Judged by the criterion of section 41 of the Code of Civil Procedure, the answer is equally decisive. By that section, before the prescriptive right can become effective, it must appear that the person asserting the prescriptive title claimed to be owner and that the possession exerted by him was under a claim of title exclusive of any other right, and adverse to all other claimants.

It is well-settled in American law that, under a provision of this character, mere occupation and use, however long continued, will not suffice to confer the prescriptive title. (1 R.C.L., 705.) "Possession no matter how long continued, is no bar to recovery by the true owner, if the party in possession entered upon the land without any claim of title, did not acquire nor assert title to the land at any time, nor claim to hold it adversely to the true owner." (Baber v. Henderson, 156 Mo., 566; 79 Am. St. Rep., 540. To the same effect see Smeberg v. Cunningham, 96 Mich., 378; 35 Am. St. Rep., 613; Hess v. Rudder, 117 Ala., 525; 67 Am. St. Rep., 182.)

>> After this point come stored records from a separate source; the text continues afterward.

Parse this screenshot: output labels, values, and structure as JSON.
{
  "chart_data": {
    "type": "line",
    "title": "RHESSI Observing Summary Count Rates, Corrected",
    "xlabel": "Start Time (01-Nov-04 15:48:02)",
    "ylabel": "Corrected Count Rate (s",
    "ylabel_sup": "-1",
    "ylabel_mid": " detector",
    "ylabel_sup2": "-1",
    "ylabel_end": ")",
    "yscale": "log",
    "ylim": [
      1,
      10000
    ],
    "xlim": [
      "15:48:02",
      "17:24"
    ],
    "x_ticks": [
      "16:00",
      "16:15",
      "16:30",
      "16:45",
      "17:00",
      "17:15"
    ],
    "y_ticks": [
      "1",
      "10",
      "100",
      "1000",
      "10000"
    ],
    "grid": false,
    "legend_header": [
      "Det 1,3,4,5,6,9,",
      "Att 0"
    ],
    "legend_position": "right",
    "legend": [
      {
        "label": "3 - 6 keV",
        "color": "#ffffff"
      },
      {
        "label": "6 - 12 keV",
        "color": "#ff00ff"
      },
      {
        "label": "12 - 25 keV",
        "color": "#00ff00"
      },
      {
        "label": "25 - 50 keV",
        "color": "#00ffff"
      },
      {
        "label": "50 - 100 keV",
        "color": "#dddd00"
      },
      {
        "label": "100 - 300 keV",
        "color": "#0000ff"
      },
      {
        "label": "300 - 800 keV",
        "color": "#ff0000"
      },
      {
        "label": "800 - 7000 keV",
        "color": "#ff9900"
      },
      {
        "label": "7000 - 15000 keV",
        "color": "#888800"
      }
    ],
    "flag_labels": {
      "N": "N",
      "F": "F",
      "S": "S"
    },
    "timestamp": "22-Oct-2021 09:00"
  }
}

It is not to be denied that long continued occupation, accompanied by acts of a possessory character, affords in itself some evidence that possession has been exerted in the character of owner and under claim of right. But this presumption, if such it can be called, may be refuted by the conditions under which those acts are done. (1 R.C.L. 705.) In Morse v. Churchill (41 Vt., 649), it appeared that the true boundary between two proprietors consisted of a straight line, having well-established corners. Along the general direction of this boundary, but in part not coinciding with it, one of the proprietors had built an irregular fence, apparently as convenience, determined by the topography of the ground, required. It was held that the conditions involved in this situation were such as to rebut the presumption that occupation beyond the true line was under claim of right. Said the court: "It is true that, as a general rule, when one is shown to have been in possession for fifteen years, apparently as owner, and such possession is not explained or otherwise accounted for, it will be presumed to have been adverse. But this presumption maybe rebutted by proof that the possession in its origin was not adverse, but permissive; and sometimes the condition of the property and the circumstances accompanying the occupancy itself will rebut the presumption that it was adverse or under a claim of right. In this case, both concur to rebut this presumption." (Morse v. Churchill, 41 Vt., 649, 652.)

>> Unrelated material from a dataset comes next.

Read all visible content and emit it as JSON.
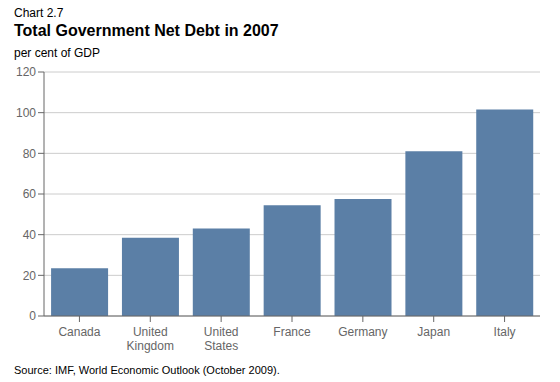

In the case under consideration it is very evident that the appellant and its predecessors in interest were occupying the questioned parcel, prior to 1915, not only without right in fact but without the slightest pretense of having any right. Prescription therefore has not become effective, and the application for registration was properly denied. Motion overruled.

Johnson, Araullo, Avanceña and Villamor, JJ., concur.